Asset Allocator has long been baffled by the quantity and volume of noise surrounding the US non-farm payrolls.
And even more surprising is that some asset prices actually move in response to the data, despite the margin of error on a calculation of that size being close to infinite.
While much heat is expended to generate precious little light, far more important data points are likely happening elsewhere.
Lothar Mentel, chief investment officer at Tatton, believes the more significant event for allocators in recent weeks was the warmer tone set by Chinese premier Xi Jinping at the G20 summit. Mentel says concerns about China caused the stock market to drop by 20 per cent in October, but the revised tone means inflows are starting to return.
A more open Chinese economy would likely have the effect of easing global supply chains and be disinflationary.
And the idea that inflation may not be as prominent in investors' thoughts in 2023 is carried on by Mentel, with reference to the UK.
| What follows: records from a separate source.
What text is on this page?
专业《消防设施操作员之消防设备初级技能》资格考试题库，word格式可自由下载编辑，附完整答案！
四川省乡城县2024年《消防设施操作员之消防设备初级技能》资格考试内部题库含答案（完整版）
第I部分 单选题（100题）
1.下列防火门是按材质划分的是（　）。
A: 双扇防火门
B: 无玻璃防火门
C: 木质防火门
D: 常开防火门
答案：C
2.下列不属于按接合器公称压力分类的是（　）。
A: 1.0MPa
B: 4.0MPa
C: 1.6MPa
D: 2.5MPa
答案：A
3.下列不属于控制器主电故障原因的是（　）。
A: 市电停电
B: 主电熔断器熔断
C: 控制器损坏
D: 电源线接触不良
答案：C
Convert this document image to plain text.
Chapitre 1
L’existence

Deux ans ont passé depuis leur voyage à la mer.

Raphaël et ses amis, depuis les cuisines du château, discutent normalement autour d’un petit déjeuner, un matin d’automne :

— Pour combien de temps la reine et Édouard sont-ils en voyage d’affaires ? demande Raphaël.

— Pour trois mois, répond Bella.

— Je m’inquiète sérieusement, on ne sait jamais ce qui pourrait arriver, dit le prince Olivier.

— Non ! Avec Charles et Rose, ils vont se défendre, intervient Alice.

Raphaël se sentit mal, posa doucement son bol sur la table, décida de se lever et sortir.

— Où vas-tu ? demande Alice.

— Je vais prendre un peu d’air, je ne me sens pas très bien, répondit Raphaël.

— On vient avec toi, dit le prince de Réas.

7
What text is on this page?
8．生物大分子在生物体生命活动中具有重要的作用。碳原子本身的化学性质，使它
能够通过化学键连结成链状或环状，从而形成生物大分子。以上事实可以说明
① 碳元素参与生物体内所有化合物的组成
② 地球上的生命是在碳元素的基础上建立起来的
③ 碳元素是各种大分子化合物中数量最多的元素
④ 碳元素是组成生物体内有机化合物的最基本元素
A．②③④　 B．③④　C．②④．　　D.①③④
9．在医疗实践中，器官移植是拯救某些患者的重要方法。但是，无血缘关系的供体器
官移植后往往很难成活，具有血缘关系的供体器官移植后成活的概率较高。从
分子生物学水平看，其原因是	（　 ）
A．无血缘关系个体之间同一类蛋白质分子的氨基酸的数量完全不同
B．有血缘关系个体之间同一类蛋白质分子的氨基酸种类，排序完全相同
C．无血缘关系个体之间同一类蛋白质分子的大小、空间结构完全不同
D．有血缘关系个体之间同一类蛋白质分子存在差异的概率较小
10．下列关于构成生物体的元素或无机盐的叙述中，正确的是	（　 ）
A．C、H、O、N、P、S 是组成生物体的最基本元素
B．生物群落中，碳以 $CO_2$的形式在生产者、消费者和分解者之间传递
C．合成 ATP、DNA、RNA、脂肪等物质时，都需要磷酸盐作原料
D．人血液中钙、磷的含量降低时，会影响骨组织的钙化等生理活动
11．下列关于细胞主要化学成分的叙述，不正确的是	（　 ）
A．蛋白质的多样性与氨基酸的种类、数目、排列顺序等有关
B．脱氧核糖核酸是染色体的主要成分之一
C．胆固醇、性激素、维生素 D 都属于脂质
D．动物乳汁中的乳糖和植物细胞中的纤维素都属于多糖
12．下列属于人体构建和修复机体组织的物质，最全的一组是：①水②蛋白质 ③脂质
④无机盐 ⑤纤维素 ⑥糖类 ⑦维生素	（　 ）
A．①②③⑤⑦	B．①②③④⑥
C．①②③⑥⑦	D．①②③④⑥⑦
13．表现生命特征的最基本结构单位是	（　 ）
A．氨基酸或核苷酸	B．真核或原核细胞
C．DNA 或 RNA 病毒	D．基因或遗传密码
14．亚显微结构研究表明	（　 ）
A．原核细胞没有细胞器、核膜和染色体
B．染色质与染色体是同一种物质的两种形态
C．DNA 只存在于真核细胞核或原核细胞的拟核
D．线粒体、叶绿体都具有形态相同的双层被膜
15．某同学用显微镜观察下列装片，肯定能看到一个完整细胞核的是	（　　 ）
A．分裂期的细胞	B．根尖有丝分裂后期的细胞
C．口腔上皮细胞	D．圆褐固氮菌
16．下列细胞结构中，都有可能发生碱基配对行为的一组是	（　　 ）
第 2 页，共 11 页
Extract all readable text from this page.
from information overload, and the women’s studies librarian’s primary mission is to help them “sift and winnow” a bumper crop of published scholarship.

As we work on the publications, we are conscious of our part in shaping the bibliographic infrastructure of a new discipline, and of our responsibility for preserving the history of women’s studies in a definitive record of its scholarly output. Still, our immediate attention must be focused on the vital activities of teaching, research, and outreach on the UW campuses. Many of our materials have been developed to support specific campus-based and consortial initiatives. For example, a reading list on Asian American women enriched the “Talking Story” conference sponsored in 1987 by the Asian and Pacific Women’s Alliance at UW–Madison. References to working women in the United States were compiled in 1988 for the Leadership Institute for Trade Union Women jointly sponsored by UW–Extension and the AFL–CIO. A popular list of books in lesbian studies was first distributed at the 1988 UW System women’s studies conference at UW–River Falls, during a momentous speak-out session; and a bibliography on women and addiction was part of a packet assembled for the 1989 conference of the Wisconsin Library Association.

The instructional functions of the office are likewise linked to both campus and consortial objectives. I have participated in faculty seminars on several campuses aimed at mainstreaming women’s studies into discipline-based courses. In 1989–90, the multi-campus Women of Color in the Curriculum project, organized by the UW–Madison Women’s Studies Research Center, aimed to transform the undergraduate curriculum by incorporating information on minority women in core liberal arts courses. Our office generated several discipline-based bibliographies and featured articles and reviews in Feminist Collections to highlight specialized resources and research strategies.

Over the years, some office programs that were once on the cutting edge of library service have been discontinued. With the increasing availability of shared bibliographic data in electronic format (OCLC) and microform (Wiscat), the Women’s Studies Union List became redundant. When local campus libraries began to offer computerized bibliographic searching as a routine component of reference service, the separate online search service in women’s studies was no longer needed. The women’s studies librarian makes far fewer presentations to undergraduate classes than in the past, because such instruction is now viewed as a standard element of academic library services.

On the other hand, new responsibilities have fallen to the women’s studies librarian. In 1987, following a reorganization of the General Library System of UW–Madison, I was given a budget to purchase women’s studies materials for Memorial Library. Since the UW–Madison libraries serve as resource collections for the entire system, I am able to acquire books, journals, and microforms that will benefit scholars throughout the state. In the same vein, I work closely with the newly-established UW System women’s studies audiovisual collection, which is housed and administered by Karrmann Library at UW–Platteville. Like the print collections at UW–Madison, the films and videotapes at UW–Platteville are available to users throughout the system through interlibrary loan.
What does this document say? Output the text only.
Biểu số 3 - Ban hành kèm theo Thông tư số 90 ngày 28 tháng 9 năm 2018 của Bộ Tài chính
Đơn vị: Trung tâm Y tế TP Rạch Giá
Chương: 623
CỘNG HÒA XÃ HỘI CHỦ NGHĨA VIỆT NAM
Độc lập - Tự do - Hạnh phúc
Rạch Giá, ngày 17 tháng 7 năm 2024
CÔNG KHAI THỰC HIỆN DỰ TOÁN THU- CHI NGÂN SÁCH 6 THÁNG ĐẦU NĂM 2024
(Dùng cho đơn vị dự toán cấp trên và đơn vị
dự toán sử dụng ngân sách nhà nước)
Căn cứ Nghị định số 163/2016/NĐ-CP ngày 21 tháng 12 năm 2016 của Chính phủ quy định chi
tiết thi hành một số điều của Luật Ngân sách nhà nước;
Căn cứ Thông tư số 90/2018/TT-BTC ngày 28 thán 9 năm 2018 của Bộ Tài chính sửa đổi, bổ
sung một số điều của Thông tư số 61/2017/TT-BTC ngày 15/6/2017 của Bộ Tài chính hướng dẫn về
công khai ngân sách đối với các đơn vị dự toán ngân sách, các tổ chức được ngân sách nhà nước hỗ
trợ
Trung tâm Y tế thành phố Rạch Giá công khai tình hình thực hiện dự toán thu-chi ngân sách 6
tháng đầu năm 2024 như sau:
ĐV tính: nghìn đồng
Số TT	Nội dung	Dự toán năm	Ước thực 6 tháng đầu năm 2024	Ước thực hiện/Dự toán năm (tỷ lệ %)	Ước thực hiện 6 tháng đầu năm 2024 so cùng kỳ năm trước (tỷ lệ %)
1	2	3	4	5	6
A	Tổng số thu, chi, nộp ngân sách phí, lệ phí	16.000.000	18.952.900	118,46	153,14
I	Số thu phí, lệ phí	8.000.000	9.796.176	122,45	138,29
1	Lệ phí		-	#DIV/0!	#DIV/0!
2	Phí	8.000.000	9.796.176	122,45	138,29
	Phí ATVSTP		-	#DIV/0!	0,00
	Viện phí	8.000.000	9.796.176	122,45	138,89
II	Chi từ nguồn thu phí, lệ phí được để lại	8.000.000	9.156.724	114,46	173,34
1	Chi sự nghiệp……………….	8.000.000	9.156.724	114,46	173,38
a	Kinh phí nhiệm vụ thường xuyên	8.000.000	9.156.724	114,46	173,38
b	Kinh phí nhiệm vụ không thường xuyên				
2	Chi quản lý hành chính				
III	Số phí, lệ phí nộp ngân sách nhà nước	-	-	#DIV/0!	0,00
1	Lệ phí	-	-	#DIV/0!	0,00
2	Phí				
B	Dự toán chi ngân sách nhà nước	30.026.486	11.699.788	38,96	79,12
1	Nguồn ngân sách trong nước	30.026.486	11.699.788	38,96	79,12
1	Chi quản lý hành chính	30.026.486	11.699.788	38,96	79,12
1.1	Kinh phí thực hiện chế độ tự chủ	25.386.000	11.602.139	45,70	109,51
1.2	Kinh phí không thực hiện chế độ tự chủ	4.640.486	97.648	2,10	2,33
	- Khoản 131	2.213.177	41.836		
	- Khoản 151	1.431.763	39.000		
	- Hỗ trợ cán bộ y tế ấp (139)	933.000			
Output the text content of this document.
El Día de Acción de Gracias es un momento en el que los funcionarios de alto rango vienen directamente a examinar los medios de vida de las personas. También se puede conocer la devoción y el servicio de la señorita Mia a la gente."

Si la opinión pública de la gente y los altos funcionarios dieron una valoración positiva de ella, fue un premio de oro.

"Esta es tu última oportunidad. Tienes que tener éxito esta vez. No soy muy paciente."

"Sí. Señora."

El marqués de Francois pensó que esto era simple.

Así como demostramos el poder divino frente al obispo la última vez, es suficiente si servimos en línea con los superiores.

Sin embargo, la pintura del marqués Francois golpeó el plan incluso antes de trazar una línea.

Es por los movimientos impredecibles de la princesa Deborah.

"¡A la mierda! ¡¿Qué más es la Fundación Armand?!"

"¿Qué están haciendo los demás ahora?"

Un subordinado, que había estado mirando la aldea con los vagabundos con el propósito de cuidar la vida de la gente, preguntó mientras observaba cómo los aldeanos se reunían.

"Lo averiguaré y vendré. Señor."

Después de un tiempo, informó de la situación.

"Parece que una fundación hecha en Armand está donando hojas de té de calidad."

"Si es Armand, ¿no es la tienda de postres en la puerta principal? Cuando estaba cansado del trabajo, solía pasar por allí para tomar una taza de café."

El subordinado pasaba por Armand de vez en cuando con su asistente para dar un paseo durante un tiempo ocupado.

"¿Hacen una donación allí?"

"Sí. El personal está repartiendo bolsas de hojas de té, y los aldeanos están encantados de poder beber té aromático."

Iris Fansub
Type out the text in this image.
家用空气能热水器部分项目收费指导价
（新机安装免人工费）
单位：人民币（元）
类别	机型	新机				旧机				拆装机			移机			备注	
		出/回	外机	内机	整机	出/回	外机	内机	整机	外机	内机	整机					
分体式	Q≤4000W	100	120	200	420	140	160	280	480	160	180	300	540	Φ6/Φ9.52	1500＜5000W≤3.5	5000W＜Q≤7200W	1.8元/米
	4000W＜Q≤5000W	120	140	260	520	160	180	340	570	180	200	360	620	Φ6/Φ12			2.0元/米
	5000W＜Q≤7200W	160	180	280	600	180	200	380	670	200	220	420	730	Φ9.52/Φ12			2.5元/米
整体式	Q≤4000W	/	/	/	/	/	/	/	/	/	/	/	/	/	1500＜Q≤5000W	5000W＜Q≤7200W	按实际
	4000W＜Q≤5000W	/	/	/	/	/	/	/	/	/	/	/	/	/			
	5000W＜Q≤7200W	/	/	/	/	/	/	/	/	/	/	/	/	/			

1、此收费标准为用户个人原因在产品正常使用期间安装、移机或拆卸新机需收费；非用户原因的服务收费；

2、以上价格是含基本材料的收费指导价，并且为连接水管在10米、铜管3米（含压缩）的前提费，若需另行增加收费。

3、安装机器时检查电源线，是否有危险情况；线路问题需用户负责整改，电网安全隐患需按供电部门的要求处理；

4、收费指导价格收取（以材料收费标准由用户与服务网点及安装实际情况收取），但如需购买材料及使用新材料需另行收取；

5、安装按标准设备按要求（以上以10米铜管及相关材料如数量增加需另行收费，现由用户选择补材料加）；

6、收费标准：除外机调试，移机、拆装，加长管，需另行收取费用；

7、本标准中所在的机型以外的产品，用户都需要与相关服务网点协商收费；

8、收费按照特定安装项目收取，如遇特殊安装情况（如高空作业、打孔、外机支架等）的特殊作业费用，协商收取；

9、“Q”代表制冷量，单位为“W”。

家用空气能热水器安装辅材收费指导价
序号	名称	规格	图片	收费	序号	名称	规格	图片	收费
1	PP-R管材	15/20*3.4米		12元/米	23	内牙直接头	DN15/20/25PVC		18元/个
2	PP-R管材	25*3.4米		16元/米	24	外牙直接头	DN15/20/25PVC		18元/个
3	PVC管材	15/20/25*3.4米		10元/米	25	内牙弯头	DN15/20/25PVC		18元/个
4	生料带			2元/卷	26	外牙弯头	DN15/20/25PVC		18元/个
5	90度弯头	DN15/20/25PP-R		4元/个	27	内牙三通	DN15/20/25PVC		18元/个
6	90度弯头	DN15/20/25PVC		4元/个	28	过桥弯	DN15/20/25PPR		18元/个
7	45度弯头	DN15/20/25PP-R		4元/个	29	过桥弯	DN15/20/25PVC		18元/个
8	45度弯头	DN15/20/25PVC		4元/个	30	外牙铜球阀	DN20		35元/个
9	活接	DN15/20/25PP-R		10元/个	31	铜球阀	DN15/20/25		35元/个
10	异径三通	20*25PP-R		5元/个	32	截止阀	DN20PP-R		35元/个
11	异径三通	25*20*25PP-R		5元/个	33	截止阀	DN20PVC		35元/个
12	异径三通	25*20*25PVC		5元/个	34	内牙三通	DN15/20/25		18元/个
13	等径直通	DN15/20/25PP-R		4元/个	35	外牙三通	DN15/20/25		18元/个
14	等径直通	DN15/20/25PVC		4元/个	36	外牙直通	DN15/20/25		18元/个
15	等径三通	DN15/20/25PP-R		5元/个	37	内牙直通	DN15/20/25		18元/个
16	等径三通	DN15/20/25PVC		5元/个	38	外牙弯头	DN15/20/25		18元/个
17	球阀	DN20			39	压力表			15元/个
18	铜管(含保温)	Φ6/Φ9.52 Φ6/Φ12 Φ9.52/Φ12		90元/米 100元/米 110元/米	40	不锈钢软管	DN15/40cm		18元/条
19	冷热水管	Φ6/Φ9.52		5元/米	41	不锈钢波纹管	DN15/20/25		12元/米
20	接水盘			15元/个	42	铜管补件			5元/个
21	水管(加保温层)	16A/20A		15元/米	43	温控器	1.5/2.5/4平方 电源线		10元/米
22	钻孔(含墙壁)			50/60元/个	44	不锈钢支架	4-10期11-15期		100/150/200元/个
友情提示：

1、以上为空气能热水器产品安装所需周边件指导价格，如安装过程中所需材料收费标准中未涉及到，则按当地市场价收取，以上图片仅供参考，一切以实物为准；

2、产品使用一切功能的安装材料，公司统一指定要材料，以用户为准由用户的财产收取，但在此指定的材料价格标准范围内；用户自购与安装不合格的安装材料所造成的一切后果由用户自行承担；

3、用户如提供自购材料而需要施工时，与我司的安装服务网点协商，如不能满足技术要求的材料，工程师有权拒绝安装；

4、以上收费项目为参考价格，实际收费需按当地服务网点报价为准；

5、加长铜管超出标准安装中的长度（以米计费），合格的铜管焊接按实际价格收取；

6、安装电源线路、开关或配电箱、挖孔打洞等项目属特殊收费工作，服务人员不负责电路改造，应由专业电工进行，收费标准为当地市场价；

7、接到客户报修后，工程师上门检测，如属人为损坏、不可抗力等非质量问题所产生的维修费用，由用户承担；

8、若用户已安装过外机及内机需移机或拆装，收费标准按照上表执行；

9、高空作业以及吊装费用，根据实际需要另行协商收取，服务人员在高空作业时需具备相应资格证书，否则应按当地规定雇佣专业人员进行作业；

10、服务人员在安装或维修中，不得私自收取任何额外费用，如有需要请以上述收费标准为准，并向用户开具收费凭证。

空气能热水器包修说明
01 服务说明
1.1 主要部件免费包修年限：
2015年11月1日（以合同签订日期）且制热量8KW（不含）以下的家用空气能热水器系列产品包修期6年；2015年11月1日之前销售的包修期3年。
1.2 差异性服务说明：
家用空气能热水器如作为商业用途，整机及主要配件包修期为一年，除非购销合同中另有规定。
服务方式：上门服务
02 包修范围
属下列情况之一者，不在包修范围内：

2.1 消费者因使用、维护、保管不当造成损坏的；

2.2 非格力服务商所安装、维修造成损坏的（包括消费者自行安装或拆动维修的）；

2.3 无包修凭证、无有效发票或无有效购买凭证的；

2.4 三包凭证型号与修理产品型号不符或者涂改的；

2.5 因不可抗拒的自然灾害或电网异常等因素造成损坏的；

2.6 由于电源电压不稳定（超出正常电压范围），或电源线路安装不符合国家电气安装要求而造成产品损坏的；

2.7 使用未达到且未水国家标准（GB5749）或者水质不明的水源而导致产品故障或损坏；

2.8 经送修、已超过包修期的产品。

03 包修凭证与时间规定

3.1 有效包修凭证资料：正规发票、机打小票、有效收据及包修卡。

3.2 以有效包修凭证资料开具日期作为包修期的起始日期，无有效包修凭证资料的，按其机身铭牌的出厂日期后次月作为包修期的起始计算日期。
He believes energy price pressures could ease in 2023, and also that inflation may turn negative in the UK next year as a result of both the supply side factors mentioned above, and the weak levels of demand already present in the economy.
But all of that doesn't necessarily make him more likely to increase his equity allocations.
He says the recent bounce in equity valuations is a function of investors believing bond yields won’t rise to the heights previously expected, but he remains of the view that such a scenario is not much more likely now than it was a month ago.